Jewelry cataloging was still an imprecise art in the 1970s, but Landrigan detected a "sculptural integrity" in the bracelets that reminded him of other unsigned French pieces that had crossed his desk. All clues led to a designer who worked in Paris between 1920 and 1974 and refused to sign her work, saying, "My style is my signature." She dared to mix precious stones with wood and rock crystal, and she challenged stubborn Paris workshops to sculpt curves into temperamental smoky quartz. Her name was Suzanne Belperron.

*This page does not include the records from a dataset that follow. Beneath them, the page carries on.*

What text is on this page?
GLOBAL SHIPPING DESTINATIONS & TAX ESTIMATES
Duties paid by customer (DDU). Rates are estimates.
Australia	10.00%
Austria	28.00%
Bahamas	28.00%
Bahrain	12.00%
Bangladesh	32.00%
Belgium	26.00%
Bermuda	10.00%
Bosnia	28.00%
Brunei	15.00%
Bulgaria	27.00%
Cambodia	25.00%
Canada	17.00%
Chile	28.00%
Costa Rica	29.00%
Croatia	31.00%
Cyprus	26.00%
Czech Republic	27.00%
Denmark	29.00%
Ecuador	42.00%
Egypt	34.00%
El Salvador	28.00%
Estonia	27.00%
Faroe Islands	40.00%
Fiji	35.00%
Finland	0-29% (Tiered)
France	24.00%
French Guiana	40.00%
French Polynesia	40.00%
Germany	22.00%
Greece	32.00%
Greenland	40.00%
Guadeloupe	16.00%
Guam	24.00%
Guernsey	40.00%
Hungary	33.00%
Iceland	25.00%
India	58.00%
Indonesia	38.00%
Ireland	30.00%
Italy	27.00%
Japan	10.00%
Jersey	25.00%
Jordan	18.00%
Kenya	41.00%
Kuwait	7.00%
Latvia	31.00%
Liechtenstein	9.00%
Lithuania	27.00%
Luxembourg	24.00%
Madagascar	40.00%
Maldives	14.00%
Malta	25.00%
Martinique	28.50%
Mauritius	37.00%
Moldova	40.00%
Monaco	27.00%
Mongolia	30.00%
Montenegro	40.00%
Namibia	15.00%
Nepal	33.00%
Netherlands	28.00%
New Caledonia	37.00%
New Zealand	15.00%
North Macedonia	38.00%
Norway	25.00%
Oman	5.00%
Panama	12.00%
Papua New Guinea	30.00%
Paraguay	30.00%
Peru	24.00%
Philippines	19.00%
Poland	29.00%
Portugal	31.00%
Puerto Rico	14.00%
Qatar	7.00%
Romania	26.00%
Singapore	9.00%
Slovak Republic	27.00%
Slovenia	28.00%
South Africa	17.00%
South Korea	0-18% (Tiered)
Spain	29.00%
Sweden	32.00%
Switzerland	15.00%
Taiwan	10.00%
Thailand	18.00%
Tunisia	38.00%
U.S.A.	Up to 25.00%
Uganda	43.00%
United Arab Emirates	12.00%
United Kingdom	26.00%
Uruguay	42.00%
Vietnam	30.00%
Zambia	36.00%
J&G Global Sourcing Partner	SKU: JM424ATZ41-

Landrigan left Sotheby's in 1973 and went on to buy the archives of another 20th-century jewelry master, Fulco di Verdura. But Madame Belperron had left her mark. Landrigan went to the sale of the Duchess of Windsor's jewels in 1987 in search of Verdura pieces, but he came home with a chalcedony Belperron suite instead. In 1999 he acquired the name and worldwide rights to Belperron's archive of designs with the dream of relaunching the company, as he had Verdura. He began to seek her pieces everywhere; one aquamarine bracelet was discovered on 47th Street in Manhattan. (Landrigan debated spending $5,000 on it; today Belperron pieces regularly fetch six figures at auction.) He bought 22 of the 60 lots at the Sotheby's sale of her personal collection, in Geneva in 2012. A year earlier a dealer tracked down the gold pieces from the Ganna Walksa sale. Those finds, along with about 50 new pieces made according to some of Belperron's 9,200 drawings, will be on display when the new Belperron company opens on Fifth Avenue this month-the culmination of almost 20 years of effort.
Leading the Belperron of the 21st century will be Landrigan's son Nico, who first fell under the designer's spell as an 11-year-old on a family trip to Paris. "We went up to an apartment to see the entire archives for the first time," he says. "I sat on the floor, looking through Belperron's drawings for hours. I think even my grade school self recognized the these were beyond just sparkly things for women. It was art." After graduating from Brown and working in the Manhattan district attorney's office, Nico joined his father at Verdura in 2004 with an eye specifically to re-launching Belperron. Eleven years and a few global economic crises later, the project that began with an unsigned gold cuff in his father's office at Sotheby's is complete.
Belperron herself, though married, never had children. After working with René Boivin and creating one-of-a-kind pieces for such clients as Elsa Schiaparelli and Diana Vreeland, she left in 1932-taking her clients with her-to partner with stone dealer Bernard Herz. They soon became romantically involved. In 1941, when Herz was arrested by the Nazis, Belperron bought the company in order to save it. Herz never came home. When his son Jean returned to Paris after a long internment in a POW camp, she gave him the keys to the company, and the two worked together as Herz-Belperron for the next 30 years. This month, when Belperron opens in New York, Jean Herz's grandson David will be in attendance.